Yes, exactly. Okay. That was what I was looking for. Ed, so I loved the color on ELDs and turn times. So are you specifically talking about your Western New York landfills out of Massachusetts, that those are doable in a day?
Yes. Particularly in Western Mass, like we were wholly [indiscernible], where we bought the transfer station now.
Also Tyler, keep in mind that at Chemung, we have a permit increase there to go from 200,000 to 400,000. It's an option that's in place currently, permit's in place. It's an option with the host community to move that facility from 200,000 tons a year to 400,000 tons a year. And obviously we will do that at the end of the year and run that facility much harder as we close Southbridge.
Okay.
And we obviously have the Holyoke transfer station to move some of that waste which is a great round-trip from Holyoke to the Chemung facility.

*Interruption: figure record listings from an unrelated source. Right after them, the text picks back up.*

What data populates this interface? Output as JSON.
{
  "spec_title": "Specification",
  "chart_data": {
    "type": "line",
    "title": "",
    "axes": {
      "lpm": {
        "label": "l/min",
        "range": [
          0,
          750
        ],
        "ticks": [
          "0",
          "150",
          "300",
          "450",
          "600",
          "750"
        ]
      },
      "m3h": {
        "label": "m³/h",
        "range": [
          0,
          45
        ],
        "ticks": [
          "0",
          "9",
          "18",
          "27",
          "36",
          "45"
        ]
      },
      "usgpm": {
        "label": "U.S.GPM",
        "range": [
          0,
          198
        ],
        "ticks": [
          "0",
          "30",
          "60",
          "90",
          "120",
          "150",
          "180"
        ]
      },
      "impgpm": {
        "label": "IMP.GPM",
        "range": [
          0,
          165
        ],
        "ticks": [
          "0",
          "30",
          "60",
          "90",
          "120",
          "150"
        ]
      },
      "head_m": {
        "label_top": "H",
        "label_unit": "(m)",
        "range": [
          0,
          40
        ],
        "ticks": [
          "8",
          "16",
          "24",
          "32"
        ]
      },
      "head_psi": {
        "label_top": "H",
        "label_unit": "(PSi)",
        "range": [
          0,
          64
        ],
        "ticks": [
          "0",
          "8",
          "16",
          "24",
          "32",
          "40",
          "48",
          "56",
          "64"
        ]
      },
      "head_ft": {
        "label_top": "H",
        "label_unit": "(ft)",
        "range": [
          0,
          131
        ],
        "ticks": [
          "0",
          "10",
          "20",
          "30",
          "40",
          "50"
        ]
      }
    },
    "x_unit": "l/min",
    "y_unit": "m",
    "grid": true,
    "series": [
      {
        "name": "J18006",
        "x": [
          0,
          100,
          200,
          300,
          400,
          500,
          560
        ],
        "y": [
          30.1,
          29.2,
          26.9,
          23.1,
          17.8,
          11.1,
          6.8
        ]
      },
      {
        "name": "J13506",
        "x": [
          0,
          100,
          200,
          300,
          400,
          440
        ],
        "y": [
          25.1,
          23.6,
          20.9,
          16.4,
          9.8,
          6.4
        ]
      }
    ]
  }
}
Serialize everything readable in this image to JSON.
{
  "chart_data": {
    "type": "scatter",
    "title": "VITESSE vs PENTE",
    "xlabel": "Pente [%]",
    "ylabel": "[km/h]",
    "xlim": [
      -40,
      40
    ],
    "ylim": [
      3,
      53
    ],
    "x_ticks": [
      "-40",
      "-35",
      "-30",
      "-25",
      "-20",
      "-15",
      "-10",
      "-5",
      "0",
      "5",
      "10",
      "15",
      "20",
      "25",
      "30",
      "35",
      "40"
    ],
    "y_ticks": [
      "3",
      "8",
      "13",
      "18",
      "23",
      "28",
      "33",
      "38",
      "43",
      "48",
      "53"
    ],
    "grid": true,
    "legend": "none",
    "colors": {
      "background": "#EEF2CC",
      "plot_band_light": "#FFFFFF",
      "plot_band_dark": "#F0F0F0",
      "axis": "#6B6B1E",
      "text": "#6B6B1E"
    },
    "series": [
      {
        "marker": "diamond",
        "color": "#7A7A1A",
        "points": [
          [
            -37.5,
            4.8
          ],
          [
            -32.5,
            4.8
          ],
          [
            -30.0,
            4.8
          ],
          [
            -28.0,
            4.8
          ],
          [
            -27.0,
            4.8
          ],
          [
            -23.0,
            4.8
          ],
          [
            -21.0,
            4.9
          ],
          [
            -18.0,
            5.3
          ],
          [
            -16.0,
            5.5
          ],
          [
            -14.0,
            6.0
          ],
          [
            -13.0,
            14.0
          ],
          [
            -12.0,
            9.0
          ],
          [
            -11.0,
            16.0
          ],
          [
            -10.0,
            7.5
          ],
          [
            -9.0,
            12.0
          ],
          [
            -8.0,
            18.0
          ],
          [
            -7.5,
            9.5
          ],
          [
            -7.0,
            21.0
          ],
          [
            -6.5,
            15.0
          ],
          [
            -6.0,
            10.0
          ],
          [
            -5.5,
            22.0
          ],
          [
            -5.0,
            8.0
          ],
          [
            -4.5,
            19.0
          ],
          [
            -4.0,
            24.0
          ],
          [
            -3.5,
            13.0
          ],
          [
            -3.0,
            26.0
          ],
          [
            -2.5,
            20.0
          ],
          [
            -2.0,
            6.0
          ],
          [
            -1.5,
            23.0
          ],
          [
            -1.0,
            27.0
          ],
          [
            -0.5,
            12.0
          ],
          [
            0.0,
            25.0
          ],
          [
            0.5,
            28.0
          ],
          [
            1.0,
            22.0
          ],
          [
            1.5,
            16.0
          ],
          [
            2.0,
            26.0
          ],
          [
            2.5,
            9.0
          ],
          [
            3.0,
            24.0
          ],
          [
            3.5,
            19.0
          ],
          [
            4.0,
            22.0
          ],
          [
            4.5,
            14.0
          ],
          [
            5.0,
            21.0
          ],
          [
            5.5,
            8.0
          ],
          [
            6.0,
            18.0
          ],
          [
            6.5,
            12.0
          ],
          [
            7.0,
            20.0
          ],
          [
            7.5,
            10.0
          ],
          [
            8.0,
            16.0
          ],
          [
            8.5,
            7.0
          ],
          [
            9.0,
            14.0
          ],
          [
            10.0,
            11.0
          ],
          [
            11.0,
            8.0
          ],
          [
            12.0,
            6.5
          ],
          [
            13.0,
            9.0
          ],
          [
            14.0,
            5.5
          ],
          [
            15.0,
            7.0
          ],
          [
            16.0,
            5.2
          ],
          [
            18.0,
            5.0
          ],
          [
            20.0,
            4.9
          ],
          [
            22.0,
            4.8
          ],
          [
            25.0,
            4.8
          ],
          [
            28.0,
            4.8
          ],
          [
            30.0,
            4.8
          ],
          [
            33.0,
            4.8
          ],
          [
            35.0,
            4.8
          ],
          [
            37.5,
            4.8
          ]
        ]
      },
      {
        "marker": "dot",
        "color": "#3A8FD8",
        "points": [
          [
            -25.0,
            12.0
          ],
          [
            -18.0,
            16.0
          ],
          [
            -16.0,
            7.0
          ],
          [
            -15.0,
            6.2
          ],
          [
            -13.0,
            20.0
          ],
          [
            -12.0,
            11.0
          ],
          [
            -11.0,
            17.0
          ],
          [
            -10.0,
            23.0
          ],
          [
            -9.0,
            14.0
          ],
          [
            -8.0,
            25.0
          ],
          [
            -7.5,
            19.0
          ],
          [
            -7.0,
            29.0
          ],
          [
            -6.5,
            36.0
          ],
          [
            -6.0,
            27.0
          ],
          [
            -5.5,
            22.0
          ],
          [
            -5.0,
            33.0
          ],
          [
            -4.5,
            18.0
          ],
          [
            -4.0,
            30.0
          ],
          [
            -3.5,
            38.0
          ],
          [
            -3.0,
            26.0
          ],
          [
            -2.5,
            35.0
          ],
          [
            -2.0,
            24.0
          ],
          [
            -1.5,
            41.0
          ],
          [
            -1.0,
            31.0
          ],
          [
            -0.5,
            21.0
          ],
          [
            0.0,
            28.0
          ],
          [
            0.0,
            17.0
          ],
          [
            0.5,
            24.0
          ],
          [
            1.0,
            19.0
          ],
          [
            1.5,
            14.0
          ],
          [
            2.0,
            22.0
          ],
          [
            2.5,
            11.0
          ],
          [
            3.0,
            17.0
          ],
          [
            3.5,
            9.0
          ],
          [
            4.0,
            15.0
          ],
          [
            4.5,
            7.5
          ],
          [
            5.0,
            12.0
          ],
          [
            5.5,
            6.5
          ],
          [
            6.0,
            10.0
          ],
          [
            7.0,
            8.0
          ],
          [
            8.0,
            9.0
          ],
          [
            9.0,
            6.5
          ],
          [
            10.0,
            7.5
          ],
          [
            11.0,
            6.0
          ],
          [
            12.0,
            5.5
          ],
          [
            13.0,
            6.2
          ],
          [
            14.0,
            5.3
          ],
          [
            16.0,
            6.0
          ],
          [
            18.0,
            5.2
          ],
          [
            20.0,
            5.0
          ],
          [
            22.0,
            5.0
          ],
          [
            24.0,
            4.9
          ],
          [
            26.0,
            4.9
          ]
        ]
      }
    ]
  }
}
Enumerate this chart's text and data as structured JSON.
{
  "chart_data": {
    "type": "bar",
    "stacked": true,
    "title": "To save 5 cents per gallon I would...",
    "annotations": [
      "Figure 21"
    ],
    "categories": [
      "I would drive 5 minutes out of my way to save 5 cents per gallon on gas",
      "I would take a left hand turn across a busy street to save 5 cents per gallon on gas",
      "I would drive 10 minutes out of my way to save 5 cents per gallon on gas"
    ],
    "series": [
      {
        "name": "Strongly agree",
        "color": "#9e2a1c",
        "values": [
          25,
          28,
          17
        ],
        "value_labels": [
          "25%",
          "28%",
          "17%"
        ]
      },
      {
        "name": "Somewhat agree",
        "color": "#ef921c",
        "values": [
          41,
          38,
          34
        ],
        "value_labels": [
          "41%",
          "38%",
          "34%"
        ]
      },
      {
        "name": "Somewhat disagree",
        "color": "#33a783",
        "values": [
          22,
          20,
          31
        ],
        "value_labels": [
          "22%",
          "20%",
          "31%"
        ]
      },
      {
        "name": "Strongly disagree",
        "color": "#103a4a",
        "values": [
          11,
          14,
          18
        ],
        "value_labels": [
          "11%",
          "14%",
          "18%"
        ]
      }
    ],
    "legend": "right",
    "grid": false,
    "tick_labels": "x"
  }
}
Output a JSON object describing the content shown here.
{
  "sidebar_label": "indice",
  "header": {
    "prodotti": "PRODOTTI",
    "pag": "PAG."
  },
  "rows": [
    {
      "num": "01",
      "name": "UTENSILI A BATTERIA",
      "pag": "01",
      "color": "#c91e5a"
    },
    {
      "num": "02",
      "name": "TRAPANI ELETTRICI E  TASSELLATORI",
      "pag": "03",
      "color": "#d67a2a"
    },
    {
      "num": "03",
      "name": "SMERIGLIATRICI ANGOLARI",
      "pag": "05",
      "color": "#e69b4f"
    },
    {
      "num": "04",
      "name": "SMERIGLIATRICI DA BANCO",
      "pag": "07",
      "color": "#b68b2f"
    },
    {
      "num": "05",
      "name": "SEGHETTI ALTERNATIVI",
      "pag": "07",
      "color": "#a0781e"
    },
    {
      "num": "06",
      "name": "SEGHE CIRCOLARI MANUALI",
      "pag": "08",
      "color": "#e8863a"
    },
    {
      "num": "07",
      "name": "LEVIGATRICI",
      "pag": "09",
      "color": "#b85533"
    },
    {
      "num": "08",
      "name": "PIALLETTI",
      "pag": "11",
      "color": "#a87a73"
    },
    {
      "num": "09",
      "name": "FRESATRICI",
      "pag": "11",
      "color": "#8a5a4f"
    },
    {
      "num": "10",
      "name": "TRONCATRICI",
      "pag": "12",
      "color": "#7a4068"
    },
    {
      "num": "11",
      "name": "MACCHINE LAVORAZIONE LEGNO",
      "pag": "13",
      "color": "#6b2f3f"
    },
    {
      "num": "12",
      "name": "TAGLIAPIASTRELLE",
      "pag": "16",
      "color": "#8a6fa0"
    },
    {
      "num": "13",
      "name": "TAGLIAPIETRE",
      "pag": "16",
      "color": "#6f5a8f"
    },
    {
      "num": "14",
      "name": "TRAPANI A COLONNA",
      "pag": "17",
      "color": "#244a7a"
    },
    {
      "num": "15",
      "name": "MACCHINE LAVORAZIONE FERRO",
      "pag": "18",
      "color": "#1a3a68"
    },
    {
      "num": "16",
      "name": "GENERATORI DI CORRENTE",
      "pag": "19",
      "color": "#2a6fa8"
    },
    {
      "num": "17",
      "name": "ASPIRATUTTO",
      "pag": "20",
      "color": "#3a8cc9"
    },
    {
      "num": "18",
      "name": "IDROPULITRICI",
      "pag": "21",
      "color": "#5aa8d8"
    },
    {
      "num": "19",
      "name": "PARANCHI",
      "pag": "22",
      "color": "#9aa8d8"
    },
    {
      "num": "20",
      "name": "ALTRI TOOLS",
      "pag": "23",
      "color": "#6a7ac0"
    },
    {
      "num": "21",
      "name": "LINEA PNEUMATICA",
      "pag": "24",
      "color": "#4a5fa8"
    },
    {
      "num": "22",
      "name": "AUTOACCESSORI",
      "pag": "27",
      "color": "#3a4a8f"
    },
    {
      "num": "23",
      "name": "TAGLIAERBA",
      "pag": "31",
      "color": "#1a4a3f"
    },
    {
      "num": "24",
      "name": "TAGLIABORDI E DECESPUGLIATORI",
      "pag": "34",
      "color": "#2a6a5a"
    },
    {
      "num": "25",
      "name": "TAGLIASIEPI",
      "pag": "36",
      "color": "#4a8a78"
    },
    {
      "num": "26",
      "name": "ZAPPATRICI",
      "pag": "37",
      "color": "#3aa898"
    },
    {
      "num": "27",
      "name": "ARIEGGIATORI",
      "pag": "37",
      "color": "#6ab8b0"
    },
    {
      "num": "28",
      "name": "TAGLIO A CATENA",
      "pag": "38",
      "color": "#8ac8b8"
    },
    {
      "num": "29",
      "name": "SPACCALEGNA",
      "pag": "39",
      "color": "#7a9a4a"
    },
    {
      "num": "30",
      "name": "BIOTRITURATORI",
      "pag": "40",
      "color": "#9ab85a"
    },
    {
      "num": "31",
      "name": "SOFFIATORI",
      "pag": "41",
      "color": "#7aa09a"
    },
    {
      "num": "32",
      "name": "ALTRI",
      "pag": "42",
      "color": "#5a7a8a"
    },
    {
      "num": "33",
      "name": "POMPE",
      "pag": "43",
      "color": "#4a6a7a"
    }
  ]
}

Right. I am just curious, but where is that it, what I am going to call, event horizon? Meaning, where is the physical day turn limitation on those trucks? Is it before or after the Finger Lakes?
So it depends on where it's coming from, right.
Well, say out of Western Mass.
Western Mass, it would go past the Finger.
It would. Okay.
And we are going underneath the Finger Lakes for those route anyway.
Right.
To Ontario.
A lot of waste also on this Western New York landfills come up from the Greater New York City area today and it makes it to Chemung round-trip very well, Ontario, Hakes and then Hyland is a little bit further away. It's a little bit tougher to take it to that site. But all those sites are in very good transportation lanes. And there is one other, like, small nuance, is if you are a trucker, you want to run six hours in a day or you want to run 10 to 12 hours in a day. Our routes are kind of that 10 to 12 hours a lot of them which is perfect asset utilization for the trucker and really fits a lot of good lanes.
Yes. Okay. Agreed there. So one last question on recycling. But I want to kind of come at it from a glass perspective. So if I am not mistaken, the largest glass recycling in the Northeast shuttered? What happens? And I am just guessing here, but say to the million tons of glass that was being recycled, I mean is that ultimately going to end up in an already landfill constrained market?
There is a potential to do that. Some of that will be used as beneficial reuse. There is a number of construction companies that are trying to figure out whether they can substitute for aggregate. Politicians and regulators are looking at specifications to incorporate it into Department of Transportation specs because they have no choice at this point in time. We have been talking to them for years about doing it, Tyler, but I think that if they want to continue to recycle glass, it's going to have to be, they are going to have to look at specifications, we are going to find some other uses as aggregate or in base coat from a paving perspective. They have got to reset the specs though in order to be able to do that because the specs currently are too stringent and won't allow it to get done in a commercially viable manner. So I think there are going to be some changes there. And if not, then there is the potential that glass will go back to landfill.
Okay. Well, listen, you guys have been super generous with your time. Great quarter. Appreciate it.
Thank you.
Thanks Tyler.
Thanks Tyler.
And there are no further questions at this time. I will turn back over to the presenters for closing remarks.
Thanks everyone for being on the call this morning. We look forward to discussing our second quarter 2018 earnings with you in early August. Thank you very much.
Thank you, ladies and gentlemen, for your participation. This concludes today's conference. Have a wonderful day.